Desert Tale

Number 3, Volume 4


Returning as a Rose...


This year I am more than ready for summer and its more relaxed pace. February was a dreadful month for me when I received news of my dear mother’s passing in Scotland. It took me three months of mourning before I could resume my normal activities of riding my bike to the gym, and working. My brain was in a fog and I could not bring myself to write anything intelligent. This was my first experience with writer’s block, as I sat staring at a blank computer screen while the creative side of my brain was on strike.

Fortunately, I had finished writing Mystery Beckons Her, and a military biography, As Long As We Still Live, a WWII memoir which included vignettes of mom’s life during the war in Europe. I knew that working was the best panacea for my broken heart, and that it was unrealistic of me to hope that she could continue to live with Parkinson’s after her 95th birthday, so I am grateful for all the wonderful moments we shared together. And hopeful that we can find a cure to this insidious disease soon.

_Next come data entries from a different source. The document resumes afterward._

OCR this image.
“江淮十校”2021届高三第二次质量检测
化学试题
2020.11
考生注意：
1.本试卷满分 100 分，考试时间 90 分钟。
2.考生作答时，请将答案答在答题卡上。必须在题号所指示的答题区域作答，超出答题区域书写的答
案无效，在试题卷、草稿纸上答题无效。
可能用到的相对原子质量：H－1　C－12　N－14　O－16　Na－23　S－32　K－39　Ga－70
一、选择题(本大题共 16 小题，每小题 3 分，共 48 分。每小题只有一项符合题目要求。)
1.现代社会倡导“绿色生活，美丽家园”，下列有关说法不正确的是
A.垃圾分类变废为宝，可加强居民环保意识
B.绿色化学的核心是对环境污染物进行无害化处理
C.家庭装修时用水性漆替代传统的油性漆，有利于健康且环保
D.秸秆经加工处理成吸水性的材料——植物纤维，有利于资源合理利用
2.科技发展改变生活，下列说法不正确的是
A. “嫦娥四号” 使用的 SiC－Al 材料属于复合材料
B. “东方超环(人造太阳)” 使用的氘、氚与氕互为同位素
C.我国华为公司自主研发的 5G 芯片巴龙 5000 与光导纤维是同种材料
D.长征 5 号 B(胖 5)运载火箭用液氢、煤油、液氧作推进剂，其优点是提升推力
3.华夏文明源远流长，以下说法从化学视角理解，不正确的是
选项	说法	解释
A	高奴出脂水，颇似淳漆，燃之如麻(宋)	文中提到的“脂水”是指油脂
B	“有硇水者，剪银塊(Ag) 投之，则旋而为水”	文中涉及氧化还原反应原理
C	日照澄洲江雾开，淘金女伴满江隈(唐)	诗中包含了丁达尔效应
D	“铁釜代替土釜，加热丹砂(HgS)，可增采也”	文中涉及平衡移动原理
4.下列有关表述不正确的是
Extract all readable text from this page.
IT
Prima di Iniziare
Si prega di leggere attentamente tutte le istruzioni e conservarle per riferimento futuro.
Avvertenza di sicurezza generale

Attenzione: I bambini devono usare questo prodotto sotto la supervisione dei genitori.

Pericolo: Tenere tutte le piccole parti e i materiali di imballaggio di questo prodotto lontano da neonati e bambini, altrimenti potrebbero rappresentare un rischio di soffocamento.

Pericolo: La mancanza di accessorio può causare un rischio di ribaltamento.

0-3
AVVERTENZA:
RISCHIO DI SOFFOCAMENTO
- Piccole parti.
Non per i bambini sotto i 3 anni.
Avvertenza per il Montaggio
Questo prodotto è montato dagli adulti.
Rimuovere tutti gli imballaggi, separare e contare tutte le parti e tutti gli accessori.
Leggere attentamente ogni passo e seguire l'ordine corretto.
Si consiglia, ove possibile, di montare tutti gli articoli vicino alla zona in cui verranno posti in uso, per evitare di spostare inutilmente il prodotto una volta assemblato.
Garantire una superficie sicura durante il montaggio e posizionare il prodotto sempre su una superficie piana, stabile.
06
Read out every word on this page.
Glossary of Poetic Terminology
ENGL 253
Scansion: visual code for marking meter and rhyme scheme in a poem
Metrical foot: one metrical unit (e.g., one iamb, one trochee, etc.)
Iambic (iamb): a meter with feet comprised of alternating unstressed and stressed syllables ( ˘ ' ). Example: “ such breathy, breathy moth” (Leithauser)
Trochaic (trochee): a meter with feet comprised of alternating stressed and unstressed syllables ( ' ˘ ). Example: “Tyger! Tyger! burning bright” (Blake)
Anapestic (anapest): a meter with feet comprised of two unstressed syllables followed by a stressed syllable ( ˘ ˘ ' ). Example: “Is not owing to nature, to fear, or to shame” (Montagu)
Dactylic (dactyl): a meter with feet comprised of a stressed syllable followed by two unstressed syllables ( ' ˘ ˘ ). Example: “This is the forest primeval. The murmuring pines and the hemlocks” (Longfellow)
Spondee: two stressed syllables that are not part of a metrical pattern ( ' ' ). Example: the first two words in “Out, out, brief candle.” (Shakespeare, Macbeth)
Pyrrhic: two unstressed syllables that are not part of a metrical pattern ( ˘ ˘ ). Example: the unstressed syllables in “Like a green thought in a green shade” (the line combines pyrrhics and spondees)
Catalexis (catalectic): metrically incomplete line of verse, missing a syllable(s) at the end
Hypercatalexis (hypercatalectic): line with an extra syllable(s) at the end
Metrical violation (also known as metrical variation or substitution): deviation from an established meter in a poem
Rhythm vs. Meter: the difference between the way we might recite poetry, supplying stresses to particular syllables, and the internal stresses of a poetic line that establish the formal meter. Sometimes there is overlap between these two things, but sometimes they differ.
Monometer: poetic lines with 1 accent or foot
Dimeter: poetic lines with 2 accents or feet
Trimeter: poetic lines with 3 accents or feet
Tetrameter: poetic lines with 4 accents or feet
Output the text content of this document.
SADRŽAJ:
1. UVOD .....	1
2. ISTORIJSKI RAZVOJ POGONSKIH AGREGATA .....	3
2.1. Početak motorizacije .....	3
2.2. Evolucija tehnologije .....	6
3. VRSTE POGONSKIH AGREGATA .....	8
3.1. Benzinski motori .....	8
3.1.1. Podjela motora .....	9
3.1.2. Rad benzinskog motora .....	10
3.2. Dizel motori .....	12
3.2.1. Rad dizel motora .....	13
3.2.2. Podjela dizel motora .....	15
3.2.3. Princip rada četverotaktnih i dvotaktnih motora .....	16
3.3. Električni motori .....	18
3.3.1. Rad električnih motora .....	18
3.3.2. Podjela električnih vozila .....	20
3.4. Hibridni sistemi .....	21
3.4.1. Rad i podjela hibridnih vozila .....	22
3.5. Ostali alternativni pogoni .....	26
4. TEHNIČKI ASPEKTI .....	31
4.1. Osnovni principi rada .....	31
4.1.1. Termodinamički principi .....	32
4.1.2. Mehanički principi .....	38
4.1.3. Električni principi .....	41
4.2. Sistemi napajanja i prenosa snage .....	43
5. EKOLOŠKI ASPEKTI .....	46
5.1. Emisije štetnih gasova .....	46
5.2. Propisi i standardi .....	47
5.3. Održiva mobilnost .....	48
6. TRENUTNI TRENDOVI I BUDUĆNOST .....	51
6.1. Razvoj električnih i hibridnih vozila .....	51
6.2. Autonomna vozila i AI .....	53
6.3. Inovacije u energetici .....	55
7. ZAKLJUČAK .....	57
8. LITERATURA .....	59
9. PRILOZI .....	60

I don’t feel like my normal zany self yet, and I think it will take me longer to bounce back, so I am forcing myself to work to fill in the hours. Do we ever get used to death? I suppose religious people will tell me that she is in “a better place,” but being the realist that this romantic has become, I doubt it!

If I may be permitted to borrow an idea from “wabi sabi”, Zen Buddhism, that says perfection does not exist, it might make it easier for this neurotic perfectionist to accept the way things are — (politics excluded) to find happiness. Another exception might be my computer with whom I have a running battle, and of course my cell phone which I would like to drop in the pool this summer, and speaking of the long lines at the airport which cause me to have a coronary thrombosis, despite the fact that I have the pre-check authorization to walk to the front of the lines which generates dirty looks. Ah yes — what was I talking about? Happiness? I am a far trek away from such a feeling these days.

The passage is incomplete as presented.